中小製造業のIT化が遅れている。モノづくりの現場にはITはいらない言う意見も根強い。モノと情報の一致、目で見る管理など、これまでの現場改善の取り組みは、IT化ときわめて相性が悪く、中小製造業のつよみである、臨機応変な対応、意思決定の速さ、経営と現場の一体感などを考えると、IT化を進めるよりも、担当者のアナログ的な対応に磨きをかけるほうがよいという場合もある。
どの中小製造業にも、業務のマイスター的な担当者がいて、彼ら彼女らが、関連する状況をすべて一手に把握し、柔軟で臨機応変な対応を行っている。これまでは、ITにたよらなくても、担当者によるアナログ的、暗黙知的な対応で、十分に仕事をこなしていくことが可能であった。しかし、今後さらに製品やサービスの多様化、個別化が進み、変化のスピードと状況の複雑性が急激に増加していくことで、管理業務が爆発的に増え、近いうちに間違いなくその許容範囲を超えるであろう。

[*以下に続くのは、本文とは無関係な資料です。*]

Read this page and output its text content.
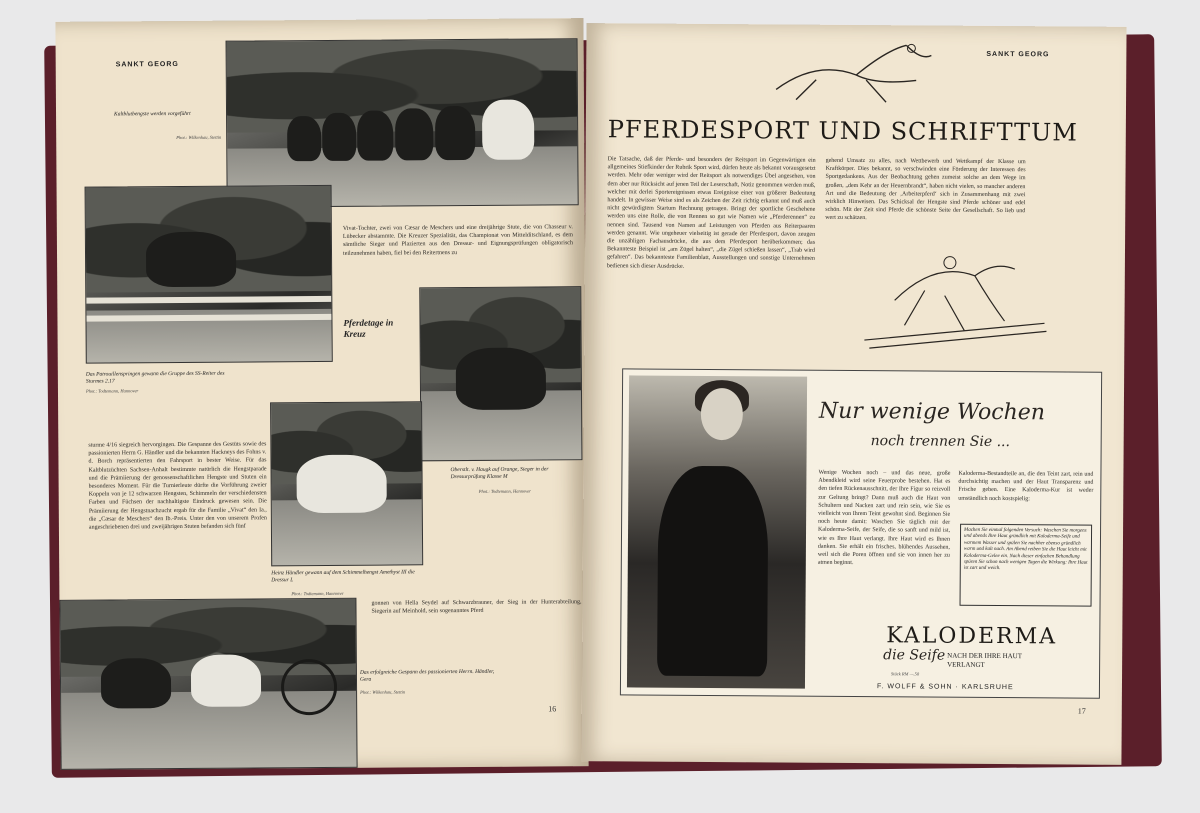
SANKT GEORG
Kaltblutbengste werden vorgeführt
Phot.: Wilkenhau, Stettin
Vivat-Tochter, zwei von Cæsar de Meschers und eine dreijährige Stute, die von Chasseur v. Lübecker abstammte. Die Kreuzer Spezialität, das Championat von Mittelditschland, es dem sämtliche Sieger und Plazierten aus den Dressur- und Eignungsprüfungen obligatorisch teilzunehmen haben, fiel bei den Reitertnens zu
Pferdetage in Kreuz
Das Patrouillenspringen gewann die Gruppe des SS-Reiter des Sturmes 2.17
Phot.: Todtemann, Hannover
Oberstlt. v. Haugk auf Orange, Sieger in der Dressurprüfung Klasse M
Phot.: Todtemann, Hannover
sturme 4/16 siegreich hervorgingen. Die Gespanne des Gestüts sowie des passionierten Herrn G. Händler und die bekannten Hackneys des Fohns v. d. Borch repräsentierten den Fahrsport in bester Weise. Für das Kaltblutzüchten Sachsen-Anhalt bestimmte natürlich die Hengstparade und die Prämiierung der genossenschaftlichen Hengste und Stuten ein besonderes Moment. Für die Turnierleute dürfte die Vorführung zweier Koppeln von je 12 schwarzen Hengsten, Schimmeln der verschiedensten Farben und Füchsen der nachhaltigste Eindruck gewesen sein. Die Prämiierung der Hengstnachzucht ergab für die Familie „Vivat“ den Ia., die „Cæsar de Meschers“ den Ib.-Preis. Unter den von unserem Profen angeschriebenen drei und zweijährigen Stuten befanden sich fünf
Heinz Händler gewann auf dem Schimmelhengst Amethyst III die Dressur L
Phot.: Todtemann, Hannover
gonnen von Hella Seydel auf Schwarzbrauner, der Sieg in der Hunterabteilung, Siegerin auf Meinhold, sein sogenanntes Pferd
Das erfolgreiche Gespann des passionierten Herrn. Händler, Gera
Phot.: Wilkenhau, Stettin
16
SANKT GEORG
PFERDESPORT UND SCHRIFTTUM
Die Tatsache, daß der Pferde- und besonders der Reitsport im Gegenwärtigen ein allgemeines Stiefkinder der Rubrik Sport wird, dürfen heute als bekannt vorausgesetzt werden. Mehr oder weniger wird der Reitsport als notwendiges Übel angesehen, von dem aber nur Rücksicht auf jenen Teil der Leserschaft, Notiz genommen werden muß, welcher mit derlei Sportereignissen etwas Ereignisse einer von größerer Bedeutung handelt. In gewisser Weise sind es als Zeichen der Zeit richtig erkannt und muß auch nicht gewürdigtem Startum Rechnung getragen. Bringt der sportliche Geschehene werden uns eine Rolle, die von Rennen so gut wie Namen wie „Pferderennen“ zu nennen sind. Tausend von Namen auf Leistungen von Pferden aus Reiterpaaren werden genannt. Wie ungeheuer vielseitig ist gerade der Pferdesport, davon zeugen die unzähligen Fachausdrücke, die aus dem Pferdesport herüberkommen; das Bekannteste Beispiel ist „am Zügel halten“, „die Zügel schießen lassen“, „Trab wird gefahren“. Das bekannteste Familienblatt, Ausstellungen und sonstige Unternehmen bedienen sich dieser Ausdrücke.
gehend Umsatz zu alles, nach Wettbewerb und Wettkampf der Klasse um Kraftkörper. Dies bekannt, so verschwinden eine Förderung der Interessen des Sportgedankens. Aus der Beobachtung gehen zumeist solche an dem Wege im großen, „dem Kehr an der Heuernbrandt“, haben nicht vielen, so mancher anderen Art und die Bedeutung der ‚Arbeiterpferd‘ sich in Zusammenhang mit zwei wirklich Hinweisen. Das Schicksal der Hengste sind Pferde schöner und edel schön. Mit der Zeit sind Pferde die schönste Seite der Gesellschaft. So lieb und wert zu schätzen.
Nur wenige Wochen
noch trennen Sie ...
Wenige Wochen noch – und das neue, große Abendkleid wird seine Feuerprobe bestehen. Hat es den tiefen Rückenausschnitt, der Ihre Figur so reizvoll zur Geltung bringt? Dann muß auch die Haut von Schultern und Nacken zart und rein sein, wie Sie es vielleicht von Ihrem Teint gewohnt sind. Beginnen Sie noch heute damit: Waschen Sie täglich mit der Kaloderma-Seife, der Seife, die so sanft und mild ist, wie es Ihre Haut verlangt. Ihre Haut wird es Ihnen danken. Sie erhält ein frisches, blühendes Aussehen, weil sich die Poren öffnen und sie von innen her zu atmen beginnt.
Kaloderma-Bestandteile an, die den Teint zart, rein und durchsichtig machen und der Haut Transparenz und Frische geben. Eine Kaloderma-Kur ist weder umständlich noch kostspielig:
Machen Sie einmal folgenden Versuch: Waschen Sie morgens und abends Ihre Haut gründlich mit Kaloderma-Seife und warmem Wasser und spülen Sie nachher ebenso gründlich warm und kalt nach. Am Abend reiben Sie die Haut leicht mit Kaloderma-Gelee ein. Nach dieser einfachen Behandlung spüren Sie schon nach wenigen Tagen die Wirkung: Ihre Haut ist zart und weich.
KALODERMA
die Seife NACH DER IHRE HAUT VERLANGT
Stück RM —.50
F. WOLFF & SOHN · KARLSRUHE
17
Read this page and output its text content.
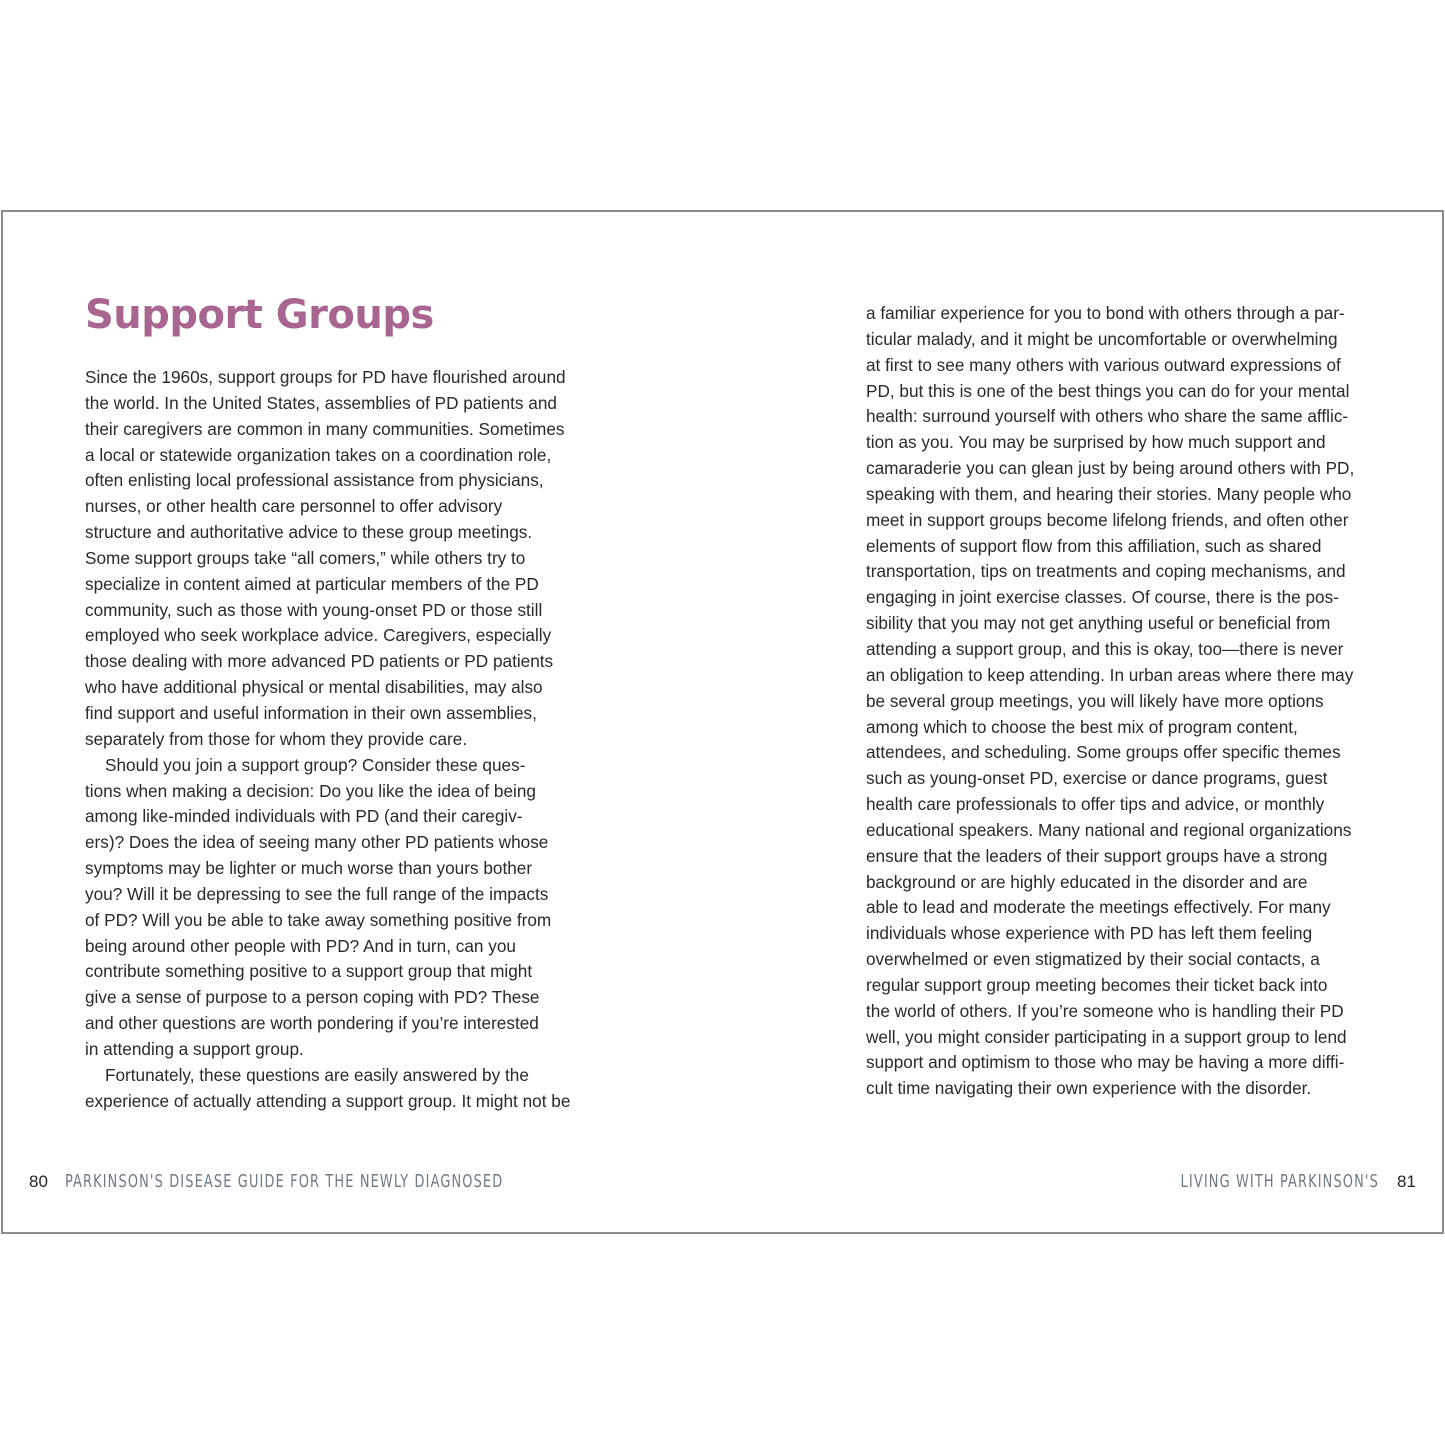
Support Groups
Since the 1960s, support groups for PD have flourished around
the world. In the United States, assemblies of PD patients and
their caregivers are common in many communities. Sometimes
a local or statewide organization takes on a coordination role,
often enlisting local professional assistance from physicians,
nurses, or other health care personnel to offer advisory
structure and authoritative advice to these group meetings.
Some support groups take “all comers,” while others try to
specialize in content aimed at particular members of the PD
community, such as those with young-onset PD or those still
employed who seek workplace advice. Caregivers, especially
those dealing with more advanced PD patients or PD patients
who have additional physical or mental disabilities, may also
find support and useful information in their own assemblies,
separately from those for whom they provide care.
Should you join a support group? Consider these ques-
tions when making a decision: Do you like the idea of being
among like-minded individuals with PD (and their caregiv-
ers)? Does the idea of seeing many other PD patients whose
symptoms may be lighter or much worse than yours bother
you? Will it be depressing to see the full range of the impacts
of PD? Will you be able to take away something positive from
being around other people with PD? And in turn, can you
contribute something positive to a support group that might
give a sense of purpose to a person coping with PD? These
and other questions are worth pondering if you’re interested
in attending a support group.
Fortunately, these questions are easily answered by the
experience of actually attending a support group. It might not be
a familiar experience for you to bond with others through a par-
ticular malady, and it might be uncomfortable or overwhelming
at first to see many others with various outward expressions of
PD, but this is one of the best things you can do for your mental
health: surround yourself with others who share the same afflic-
tion as you. You may be surprised by how much support and
camaraderie you can glean just by being around others with PD,
speaking with them, and hearing their stories. Many people who
meet in support groups become lifelong friends, and often other
elements of support flow from this affiliation, such as shared
transportation, tips on treatments and coping mechanisms, and
engaging in joint exercise classes. Of course, there is the pos-
sibility that you may not get anything useful or beneficial from
attending a support group, and this is okay, too—there is never
an obligation to keep attending. In urban areas where there may
be several group meetings, you will likely have more options
among which to choose the best mix of program content,
attendees, and scheduling. Some groups offer specific themes
such as young-onset PD, exercise or dance programs, guest
health care professionals to offer tips and advice, or monthly
educational speakers. Many national and regional organizations
ensure that the leaders of their support groups have a strong
background or are highly educated in the disorder and are
able to lead and moderate the meetings effectively. For many
individuals whose experience with PD has left them feeling
overwhelmed or even stigmatized by their social contacts, a
regular support group meeting becomes their ticket back into
the world of others. If you’re someone who is handling their PD
well, you might consider participating in a support group to lend
support and optimism to those who may be having a more diffi-
cult time navigating their own experience with the disorder.
80 PARKINSON'S DISEASE GUIDE FOR THE NEWLY DIAGNOSED	LIVING WITH PARKINSON'S 81
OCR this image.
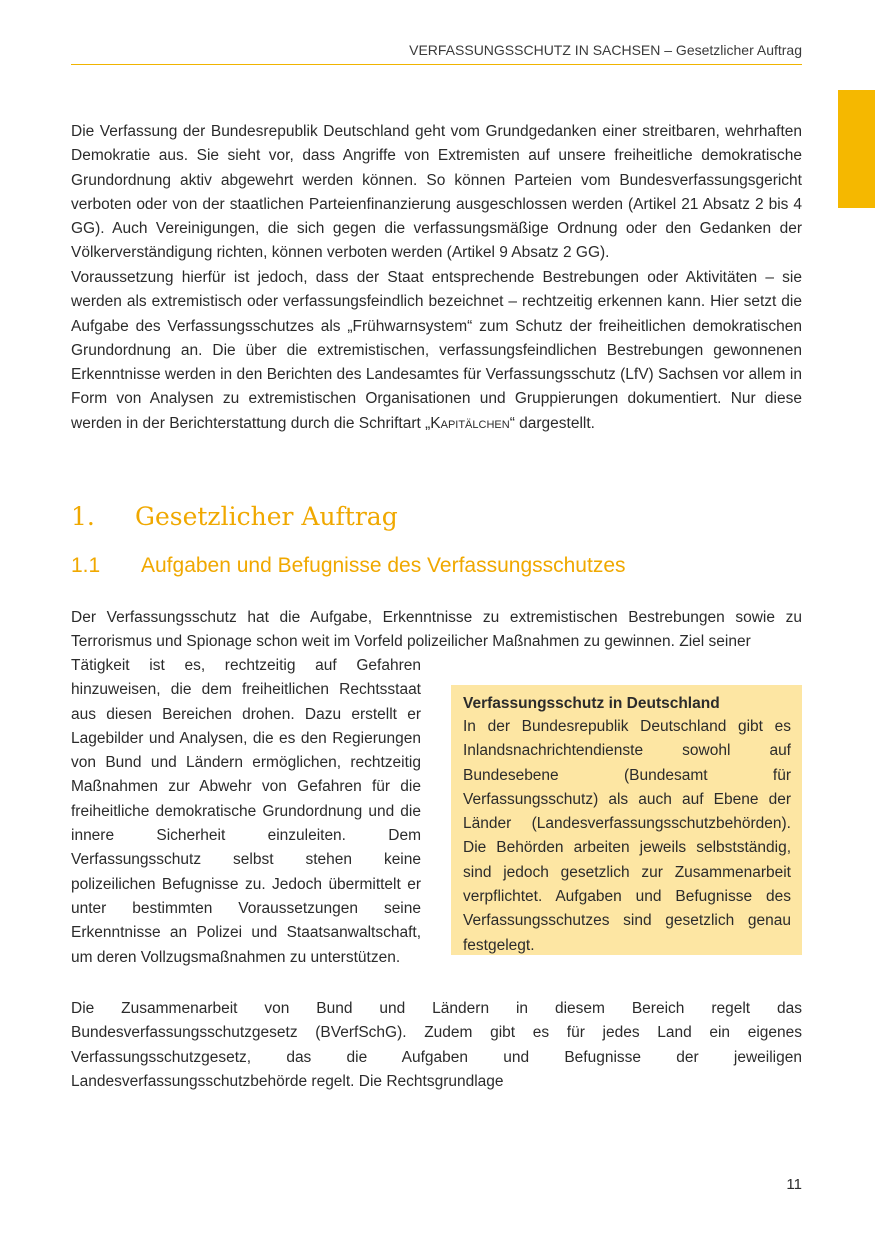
VERFASSUNGSSCHUTZ IN SACHSEN – Gesetzlicher Auftrag

Die Verfassung der Bundesrepublik Deutschland geht vom Grundgedanken einer streitbaren, wehrhaften Demokratie aus. Sie sieht vor, dass Angriffe von Extremisten auf unsere freiheitliche demokratische Grundordnung aktiv abgewehrt werden können. So können Parteien vom Bundesverfassungsgericht verboten oder von der staatlichen Parteienfinanzierung ausgeschlossen werden (Artikel 21 Absatz 2 bis 4 GG). Auch Vereinigungen, die sich gegen die verfassungsmäßige Ordnung oder den Gedanken der Völkerverständigung richten, können verboten werden (Artikel 9 Absatz 2 GG).

Voraussetzung hierfür ist jedoch, dass der Staat entsprechende Bestrebungen oder Aktivitäten – sie werden als extremistisch oder verfassungsfeindlich bezeichnet – rechtzeitig erkennen kann. Hier setzt die Aufgabe des Verfassungsschutzes als „Frühwarnsystem“ zum Schutz der freiheitlichen demokratischen Grundordnung an. Die über die extremistischen, verfassungsfeindlichen Bestrebungen gewonnenen Erkenntnisse werden in den Berichten des Landesamtes für Verfassungsschutz (LfV) Sachsen vor allem in Form von Analysen zu extremistischen Organisationen und Gruppierungen dokumentiert. Nur diese werden in der Berichterstattung durch die Schriftart „Kapitälchen“ dargestellt.

1. Gesetzlicher Auftrag
1.1 Aufgaben und Befugnisse des Verfassungsschutzes

Der Verfassungsschutz hat die Aufgabe, Erkenntnisse zu extremistischen Bestrebungen sowie zu Terrorismus und Spionage schon weit im Vorfeld polizeilicher Maßnahmen zu gewinnen. Ziel seiner

Tätigkeit ist es, rechtzeitig auf Gefahren hinzuweisen, die dem freiheitlichen Rechtsstaat aus diesen Bereichen drohen. Dazu erstellt er Lagebilder und Analysen, die es den Regierungen von Bund und Ländern ermöglichen, rechtzeitig Maßnahmen zur Abwehr von Gefahren für die freiheitliche demokratische Grundordnung und die innere Sicherheit einzuleiten. Dem Verfassungsschutz selbst stehen keine polizeilichen Befugnisse zu. Jedoch übermittelt er unter bestimmten Voraussetzungen seine Erkenntnisse an Polizei und Staatsanwaltschaft, um deren Vollzugsmaßnahmen zu unterstützen.

Verfassungsschutz in Deutschland

In der Bundesrepublik Deutschland gibt es Inlandsnachrichtendienste sowohl auf Bundesebene (Bundesamt für Verfassungsschutz) als auch auf Ebene der Länder (Landesverfassungsschutzbehörden). Die Behörden arbeiten jeweils selbstständig, sind jedoch gesetzlich zur Zusammenarbeit verpflichtet. Aufgaben und Befugnisse des Verfassungsschutzes sind gesetzlich genau festgelegt.

Die Zusammenarbeit von Bund und Ländern in diesem Bereich regelt das Bundesverfassungsschutzgesetz (BVerfSchG). Zudem gibt es für jedes Land ein eigenes Verfassungsschutzgesetz, das die Aufgaben und Befugnisse der jeweiligen Landesverfassungsschutzbehörde regelt. Die Rechtsgrundlage

11
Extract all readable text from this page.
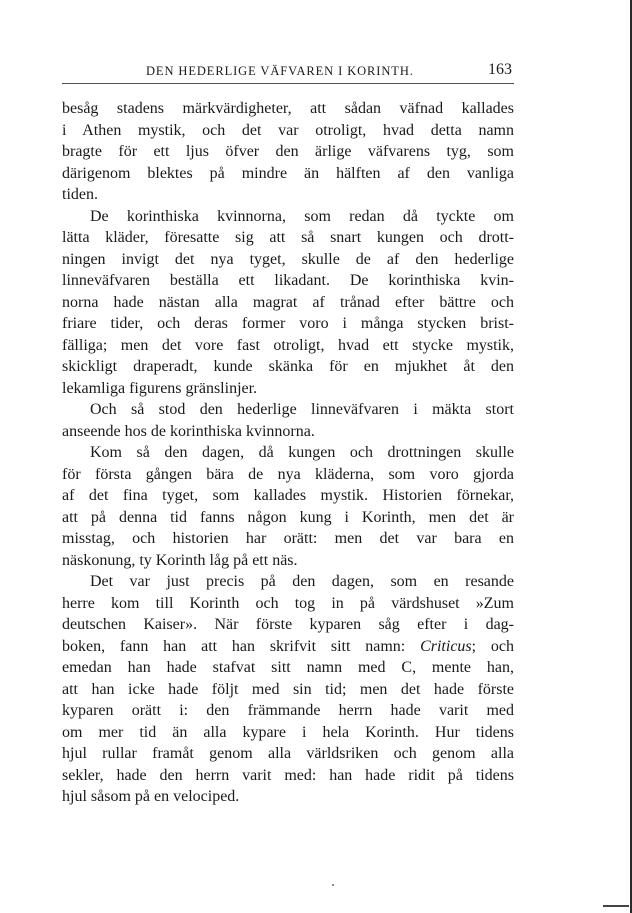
DEN HEDERLIGE VÄFVAREN I KORINTH.	163
besåg stadens märkvärdigheter, att sådan väfnad kallades
i Athen mystik, och det var otroligt, hvad detta namn
bragte för ett ljus öfver den ärlige väfvarens tyg, som
därigenom blektes på mindre än hälften af den vanliga
tiden.
De korinthiska kvinnorna, som redan då tyckte om
lätta kläder, föresatte sig att så snart kungen och drott-
ningen invigt det nya tyget, skulle de af den hederlige
linneväfvaren beställa ett likadant. De korinthiska kvin-
norna hade nästan alla magrat af trånad efter bättre och
friare tider, och deras former voro i många stycken brist-
fälliga; men det vore fast otroligt, hvad ett stycke mystik,
skickligt draperadt, kunde skänka för en mjukhet åt den
lekamliga figurens gränslinjer.
Och så stod den hederlige linneväfvaren i mäkta stort
anseende hos de korinthiska kvinnorna.
Kom så den dagen, då kungen och drottningen skulle
för första gången bära de nya kläderna, som voro gjorda
af det fina tyget, som kallades mystik. Historien förnekar,
att på denna tid fanns någon kung i Korinth, men det är
misstag, och historien har orätt: men det var bara en
näskonung, ty Korinth låg på ett näs.
Det var just precis på den dagen, som en resande
herre kom till Korinth och tog in på värdshuset »Zum
deutschen Kaiser». När förste kyparen såg efter i dag-
boken, fann han att han skrifvit sitt namn: Criticus; och
emedan han hade stafvat sitt namn med C, mente han,
att han icke hade följt med sin tid; men det hade förste
kyparen orätt i: den främmande herrn hade varit med
om mer tid än alla kypare i hela Korinth. Hur tidens
hjul rullar framåt genom alla världsriken och genom alla
sekler, hade den herrn varit med: han hade ridit på tidens
hjul såsom på en velociped.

まずは、“ITツール”によって、マイスター的な担当者の業務負荷をできるだけ低減する必要がある。過去のさまざまな注文、さまざまな仕様、さまざまな不具合やクレーム、得意先や取引先情報、加工条件、加工方法、材料選定、品質検査結果など、必要なときに必要な形でとりだせるようにし、そのための業務手順を明らかにした上で、状況に応じて誰でも分担できるようにし、そして他の業務との連携をより効果的に作り変えていく。
さらに中小製造業は、こうした“ITツール”によって、企業の組織的な意思決定をより高度化し、情報連携をネットワーク化することで、企業の壁をこえた取引を拡大していくべきなのである。幸いなことに、インターネットという極めて強力で安価なネットワークがある。SNSなどのインフラを利用することで、地域や業種や時間を超えた中小企業間の取引を、これまでにないスピードで簡単に立ち上げることが可能となっている。
- その1:不要な情報を生成するムダ
- その2:必要な情報の到着を待つムダ
- その3:そもそも情報を伝達するムダ
- その4:不正確な情報を修正するムダ
- その5:そもそも情報を蓄積するムダ
- その6:必要な情報を探すムダ
- その7:情報の意味や精度を確認するムダ
図5 7つのムダ
このために必要なのは、ほんの少しの知識と、新しいものに挑戦する勇気と、ITカイゼンによる“つなぐ化”というコンセプトへの理解だけである。つなぐ化では、図5にあげたような情報に関する7つのムダを徹底的になくし、情報を受け取る側、利用する側が望む形式で、情報を加工し、蓄積し、提供する。情報の世界でも”後工程はお客様”という考え方が必要なのであり、最低限、連携相手の業務を知らなければ情報は作れない。生きた情報のネットワークは、相互の業務をお互いに理解することから始まるのだ。